There are also the elderly with no support, left to die, and impoverished children. Before I left for this trip I read a passage from a book about a young man seeking enlightenment in a monastery in Thailand. Talking to another young seeker he remembered seeing Mother Theresa at her center for the care of Calcutta's poorest poor. She was just leaving and on her way to her car when she was approached by two crippled men begging for money. He described how she acknowledged them, touched their heads gently and then walked around them to get into the car. Surrounded by deprivation it's impossible to help them all so you have to make choices, but with compassion. I remember this as I walk from one place to another here. I make choices based on many different criteria: sometimes it's women with children; sometimes it's the way a person smiles or doesn't. Sometimes I don't know myself why a particular person touches me enough to give a coin. But the important thing is trying to maintain an open heart in the face of all of this. I think, or hope, that they can feel that....

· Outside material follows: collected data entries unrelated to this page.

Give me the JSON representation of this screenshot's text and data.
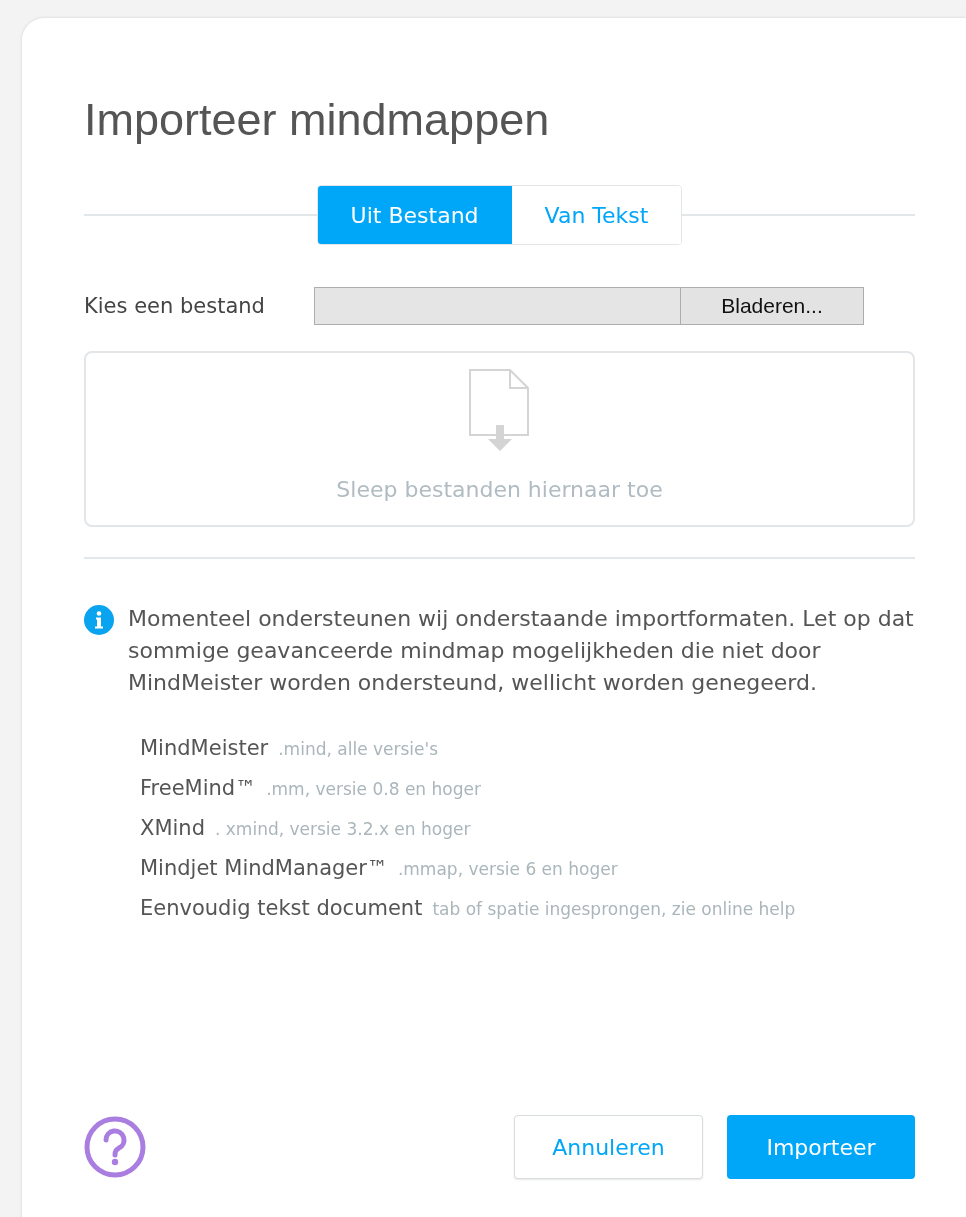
{
  "dialog": {
    "title": "Importeer mindmappen"
  },
  "tabs": [
    {
      "label": "Uit Bestand",
      "selected": true
    },
    {
      "label": "Van Tekst",
      "selected": false
    }
  ],
  "file_picker": {
    "label": "Kies een bestand",
    "button": "Bladeren..."
  },
  "dropzone": {
    "text": "Sleep bestanden hiernaar toe"
  },
  "info": {
    "text": "Momenteel ondersteunen wij onderstaande importformaten. Let op dat sommige geavanceerde mindmap mogelijkheden die niet door MindMeister worden ondersteund, wellicht worden genegeerd."
  },
  "formats": [
    {
      "name": "MindMeister",
      "detail": ".mind, alle versie's"
    },
    {
      "name": "FreeMind™",
      "detail": ".mm, versie 0.8 en hoger"
    },
    {
      "name": "XMind",
      "detail": ". xmind, versie 3.2.x en hoger"
    },
    {
      "name": "Mindjet MindManager™",
      "detail": ".mmap, versie 6 en hoger"
    },
    {
      "name": "Eenvoudig tekst document",
      "detail": "tab of spatie ingesprongen, zie online help"
    }
  ],
  "buttons": [
    {
      "label": "Annuleren",
      "kind": "secondary"
    },
    {
      "label": "Importeer",
      "kind": "primary"
    }
  ]
}
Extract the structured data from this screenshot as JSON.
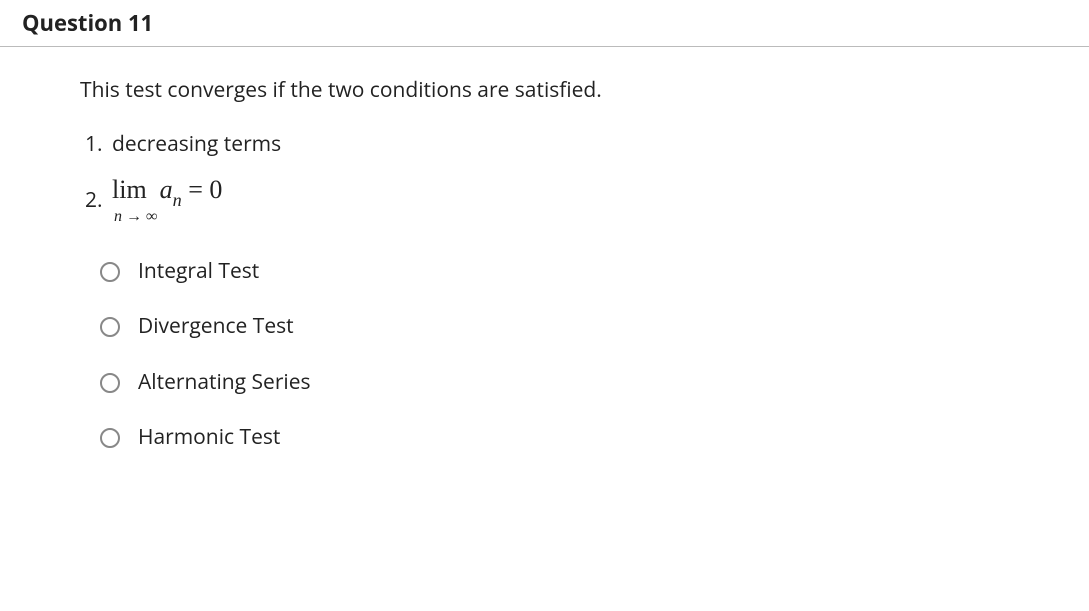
{
  "header": "Question 11",
  "prompt": "This test converges if the two conditions are satisfied.",
  "conditions": {
    "c1": "decreasing terms",
    "c2_lim": "lim",
    "c2_var": "a",
    "c2_sub": "n",
    "c2_eq": "= 0",
    "c2_under": "n → ∞"
  },
  "options": [
    {
      "label": "Integral Test"
    },
    {
      "label": "Divergence Test"
    },
    {
      "label": "Alternating Series"
    },
    {
      "label": "Harmonic Test"
    }
  ]
}
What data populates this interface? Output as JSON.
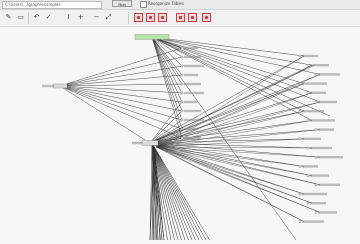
{
  "window": {
    "path_text": "C:\\Users\\...\\graph\\examples",
    "run_label": "Run",
    "option_label": "Reorganize Tables"
  },
  "toolbar": {
    "icons": [
      "pen-icon",
      "save-icon",
      "undo-icon",
      "check-icon",
      "text-cursor-icon",
      "zoom-in-icon",
      "zoom-out-icon",
      "fit-icon",
      "node-tool-icon",
      "edge-tool-icon",
      "group-tool-icon",
      "layout-tool-icon",
      "export-tool-icon",
      "delete-tool-icon"
    ]
  },
  "colors": {
    "accent_node": "#b9e4a8",
    "edge": "#333333",
    "canvas": "#f7f7f7",
    "toolbar_red": "#c04848"
  },
  "graph": {
    "hub_top_label": "",
    "hub_left_label": "",
    "hub_center_label": ""
  }
}
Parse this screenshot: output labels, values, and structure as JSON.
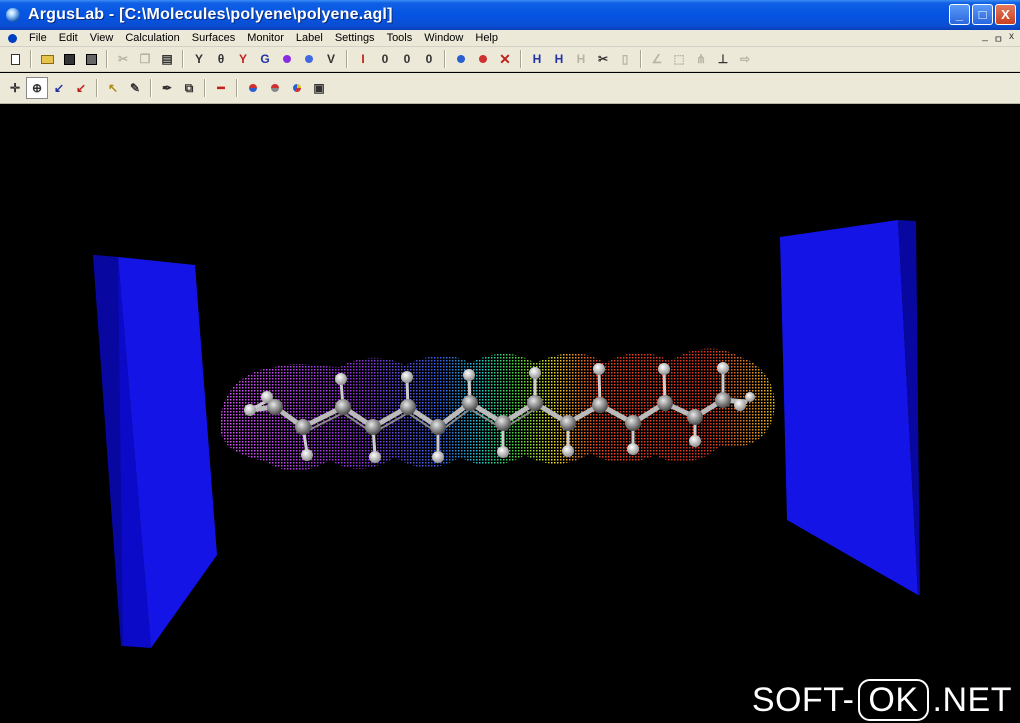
{
  "window": {
    "title": "ArgusLab - [C:\\Molecules\\polyene\\polyene.agl]",
    "controls": {
      "minimize": "_",
      "maximize": "□",
      "close": "X"
    }
  },
  "menu": {
    "items": [
      "File",
      "Edit",
      "View",
      "Calculation",
      "Surfaces",
      "Monitor",
      "Label",
      "Settings",
      "Tools",
      "Window",
      "Help"
    ],
    "mdi_controls": [
      "_",
      "ㅁ",
      "x"
    ]
  },
  "toolbar1": {
    "icons": [
      "new-doc-icon",
      "open-folder-icon",
      "save-icon",
      "save-all-icon",
      "cut-icon",
      "copy-icon",
      "paste-icon",
      "Y",
      "θ",
      "Y",
      "G",
      "build-icon",
      "build2-icon",
      "V",
      "I",
      "0",
      "0",
      "0",
      "atom-icon",
      "bond-icon",
      "delete-icon",
      "H",
      "H",
      "H",
      "scissors-icon",
      "trash-icon",
      "angle-icon",
      "box-icon",
      "dihedral-icon",
      "axes-icon",
      "arrow-icon"
    ]
  },
  "toolbar2": {
    "icons": [
      "move-icon",
      "rotate-icon",
      "select-icon",
      "select2-icon",
      "pointer-icon",
      "pencil-icon",
      "pen-icon",
      "clip-icon",
      "minus-icon",
      "atom-red-blue-icon",
      "atom-red-icon",
      "pie-icon",
      "cube-icon"
    ]
  },
  "colors": {
    "titlebar": "#0554e3",
    "plate": "#1010e0",
    "background": "#000000"
  },
  "watermark": {
    "left": "SOFT-",
    "mid": "OK",
    "right": ".NET"
  }
}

I mention this because I dreamed this morning about a crippled man with shriveled limbs and no hands. He was in prison and he and I were together in some way. I know that this image is the combination of two vivid impressions from this trip: the streets of Dakar, and seeing the movie Hurricane in Woodstock with Terry.

At first the man in the dream was silent, wearing rags and signaling to other inmates with a mirror. Later he opened up and talked freely to me about things I can't remember specifically but I woke up with a powerful realization: This is where I belong! Here, in Africa, staying in room 550 at the Hotel La Croix du Sud; eating mangoes and bananas for breakfast; eating one meal a day; running up the hill by the ocean and then swimming in the warm sea. The weather is hot and wet but I am not uncomfortable. The streets are filthy but I very rarely notice a foul odor, and only then behind the homes of the rich. I have yet to go into the bush and see the traditional lives of African people, but it's clear that something important is happening for me here.

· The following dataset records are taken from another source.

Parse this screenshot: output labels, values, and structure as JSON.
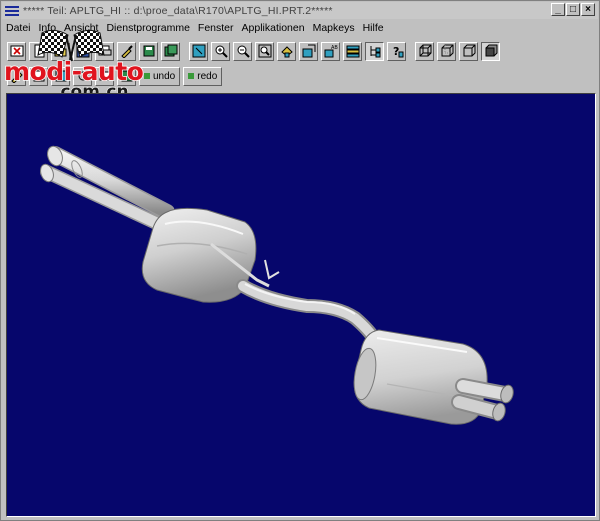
{
  "window": {
    "title": "***** Teil: APLTG_HI :: d:\\proe_data\\R170\\APLTG_HI.PRT.2*****",
    "controls": {
      "minimize": "_",
      "maximize": "□",
      "close": "×"
    }
  },
  "menu": {
    "items": [
      "Datei",
      "Info",
      "Ansicht",
      "Dienstprogramme",
      "Fenster",
      "Applikationen",
      "Mapkeys",
      "Hilfe"
    ]
  },
  "toolbar": {
    "row1_icons": [
      "close-window-icon",
      "new-file-icon",
      "open-file-icon",
      "save-icon",
      "print-icon",
      "repaint-icon",
      "save-copy-icon",
      "save-as-icon",
      "refit-icon",
      "zoom-in-icon",
      "zoom-out-icon",
      "zoom-window-icon",
      "orient-icon",
      "datum-planes-icon",
      "datum-axes-icon",
      "layers-icon",
      "model-tree-icon",
      "help-icon",
      "wireframe-icon",
      "hidden-line-icon",
      "no-hidden-icon",
      "shading-icon"
    ],
    "undo_label": "undo",
    "redo_label": "redo"
  },
  "watermark": {
    "brand": "modi-auto",
    "domain": ".com.cn"
  },
  "viewport": {
    "background_color": "#06066c",
    "model_color": "#d4d4d4",
    "model": "exhaust-muffler-assembly"
  },
  "colors": {
    "chrome": "#c0c0c0",
    "titlebar": "#c8c8c8",
    "watermark_red": "#e0141e"
  }
}
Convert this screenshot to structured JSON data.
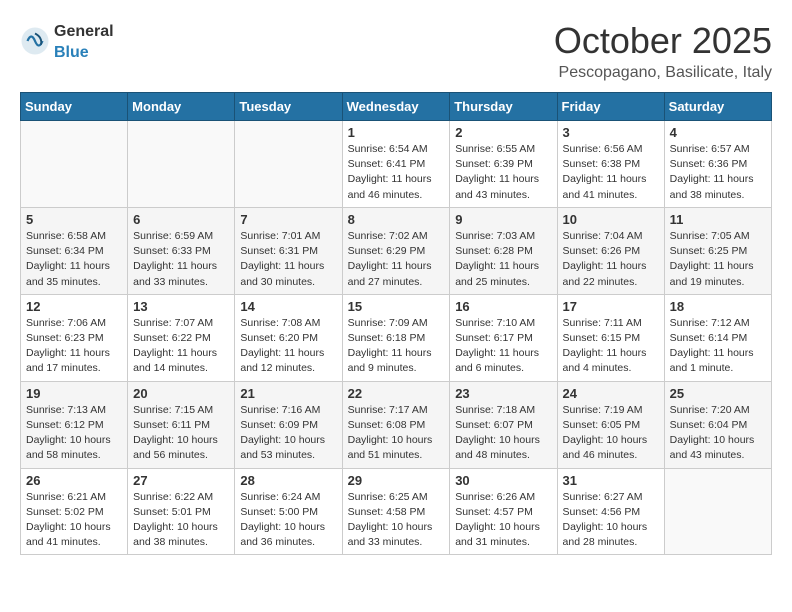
{
  "header": {
    "logo_general": "General",
    "logo_blue": "Blue",
    "month_title": "October 2025",
    "location": "Pescopagano, Basilicate, Italy"
  },
  "weekdays": [
    "Sunday",
    "Monday",
    "Tuesday",
    "Wednesday",
    "Thursday",
    "Friday",
    "Saturday"
  ],
  "weeks": [
    [
      {
        "day": "",
        "info": ""
      },
      {
        "day": "",
        "info": ""
      },
      {
        "day": "",
        "info": ""
      },
      {
        "day": "1",
        "info": "Sunrise: 6:54 AM\nSunset: 6:41 PM\nDaylight: 11 hours and 46 minutes."
      },
      {
        "day": "2",
        "info": "Sunrise: 6:55 AM\nSunset: 6:39 PM\nDaylight: 11 hours and 43 minutes."
      },
      {
        "day": "3",
        "info": "Sunrise: 6:56 AM\nSunset: 6:38 PM\nDaylight: 11 hours and 41 minutes."
      },
      {
        "day": "4",
        "info": "Sunrise: 6:57 AM\nSunset: 6:36 PM\nDaylight: 11 hours and 38 minutes."
      }
    ],
    [
      {
        "day": "5",
        "info": "Sunrise: 6:58 AM\nSunset: 6:34 PM\nDaylight: 11 hours and 35 minutes."
      },
      {
        "day": "6",
        "info": "Sunrise: 6:59 AM\nSunset: 6:33 PM\nDaylight: 11 hours and 33 minutes."
      },
      {
        "day": "7",
        "info": "Sunrise: 7:01 AM\nSunset: 6:31 PM\nDaylight: 11 hours and 30 minutes."
      },
      {
        "day": "8",
        "info": "Sunrise: 7:02 AM\nSunset: 6:29 PM\nDaylight: 11 hours and 27 minutes."
      },
      {
        "day": "9",
        "info": "Sunrise: 7:03 AM\nSunset: 6:28 PM\nDaylight: 11 hours and 25 minutes."
      },
      {
        "day": "10",
        "info": "Sunrise: 7:04 AM\nSunset: 6:26 PM\nDaylight: 11 hours and 22 minutes."
      },
      {
        "day": "11",
        "info": "Sunrise: 7:05 AM\nSunset: 6:25 PM\nDaylight: 11 hours and 19 minutes."
      }
    ],
    [
      {
        "day": "12",
        "info": "Sunrise: 7:06 AM\nSunset: 6:23 PM\nDaylight: 11 hours and 17 minutes."
      },
      {
        "day": "13",
        "info": "Sunrise: 7:07 AM\nSunset: 6:22 PM\nDaylight: 11 hours and 14 minutes."
      },
      {
        "day": "14",
        "info": "Sunrise: 7:08 AM\nSunset: 6:20 PM\nDaylight: 11 hours and 12 minutes."
      },
      {
        "day": "15",
        "info": "Sunrise: 7:09 AM\nSunset: 6:18 PM\nDaylight: 11 hours and 9 minutes."
      },
      {
        "day": "16",
        "info": "Sunrise: 7:10 AM\nSunset: 6:17 PM\nDaylight: 11 hours and 6 minutes."
      },
      {
        "day": "17",
        "info": "Sunrise: 7:11 AM\nSunset: 6:15 PM\nDaylight: 11 hours and 4 minutes."
      },
      {
        "day": "18",
        "info": "Sunrise: 7:12 AM\nSunset: 6:14 PM\nDaylight: 11 hours and 1 minute."
      }
    ],
    [
      {
        "day": "19",
        "info": "Sunrise: 7:13 AM\nSunset: 6:12 PM\nDaylight: 10 hours and 58 minutes."
      },
      {
        "day": "20",
        "info": "Sunrise: 7:15 AM\nSunset: 6:11 PM\nDaylight: 10 hours and 56 minutes."
      },
      {
        "day": "21",
        "info": "Sunrise: 7:16 AM\nSunset: 6:09 PM\nDaylight: 10 hours and 53 minutes."
      },
      {
        "day": "22",
        "info": "Sunrise: 7:17 AM\nSunset: 6:08 PM\nDaylight: 10 hours and 51 minutes."
      },
      {
        "day": "23",
        "info": "Sunrise: 7:18 AM\nSunset: 6:07 PM\nDaylight: 10 hours and 48 minutes."
      },
      {
        "day": "24",
        "info": "Sunrise: 7:19 AM\nSunset: 6:05 PM\nDaylight: 10 hours and 46 minutes."
      },
      {
        "day": "25",
        "info": "Sunrise: 7:20 AM\nSunset: 6:04 PM\nDaylight: 10 hours and 43 minutes."
      }
    ],
    [
      {
        "day": "26",
        "info": "Sunrise: 6:21 AM\nSunset: 5:02 PM\nDaylight: 10 hours and 41 minutes."
      },
      {
        "day": "27",
        "info": "Sunrise: 6:22 AM\nSunset: 5:01 PM\nDaylight: 10 hours and 38 minutes."
      },
      {
        "day": "28",
        "info": "Sunrise: 6:24 AM\nSunset: 5:00 PM\nDaylight: 10 hours and 36 minutes."
      },
      {
        "day": "29",
        "info": "Sunrise: 6:25 AM\nSunset: 4:58 PM\nDaylight: 10 hours and 33 minutes."
      },
      {
        "day": "30",
        "info": "Sunrise: 6:26 AM\nSunset: 4:57 PM\nDaylight: 10 hours and 31 minutes."
      },
      {
        "day": "31",
        "info": "Sunrise: 6:27 AM\nSunset: 4:56 PM\nDaylight: 10 hours and 28 minutes."
      },
      {
        "day": "",
        "info": ""
      }
    ]
  ]
}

But, of course this is not where I can stay. So many of the people I love are in the United States. Susannah and I are in touch but I can't touch her, or feel her hands on me. And even now she is there remaking our home in her image and I want to share that very much.

And the things I need to do with my life are still in California. So I tried hard this morning to understand what it was that makes this experience so inspiring....

And then I thought of Alioune (who by the way is sitting behind me right now watching cartoons on the hotel TV). Emotionally he is "out". When we met in front of the slave house days ago he simply adopted me and when we go to the store he links his pinky to mine as we walk. My first impressions of men on the streets with their pinkies linked were that they must be gay. Alioune does this because the men here are more open to emotional expression, he feels what he does and has the spirit to respond.

There are risks being out in this way. I felt some of that just after the robbery. Staying open to what was really happening to my body and what I could see and feel; outside in the real world rather than inside the closed places of my imagination where I might have gotten lost in panic and confusion.

My love for Susannah has drawn me out also. Out, Here, I call her when I feel the need to hear her voice. When she has something to teach me I take a breath and try to let it in. One of the amazing blessings of this trip is that Alan is able to share this experience because he is discovering the love of a beautiful Turkish woman named Yesim. Unfoldings are happening every day and each one takes him out into the experience of vulnerable freedom I am learning about so deeply.

Going into the bush may take me to even more exposed places. I may find boundaries I have to retreat from. I don't know. I'm here to find that out.

But I do know that even the streets of beautiful Paris don't feel welcome to me because I may find myself re-enacting my adaptations to the spirit of a familiar social environment. I always find the transition back to American culture difficult but now I'll be coming almost directly from a far greater cultural distance.

For all of these reasons it's especially important that I pay attention to the ways I'm responding to this place. It's bringing something out that is mine and I will need that part of myself badly when I'm not Here.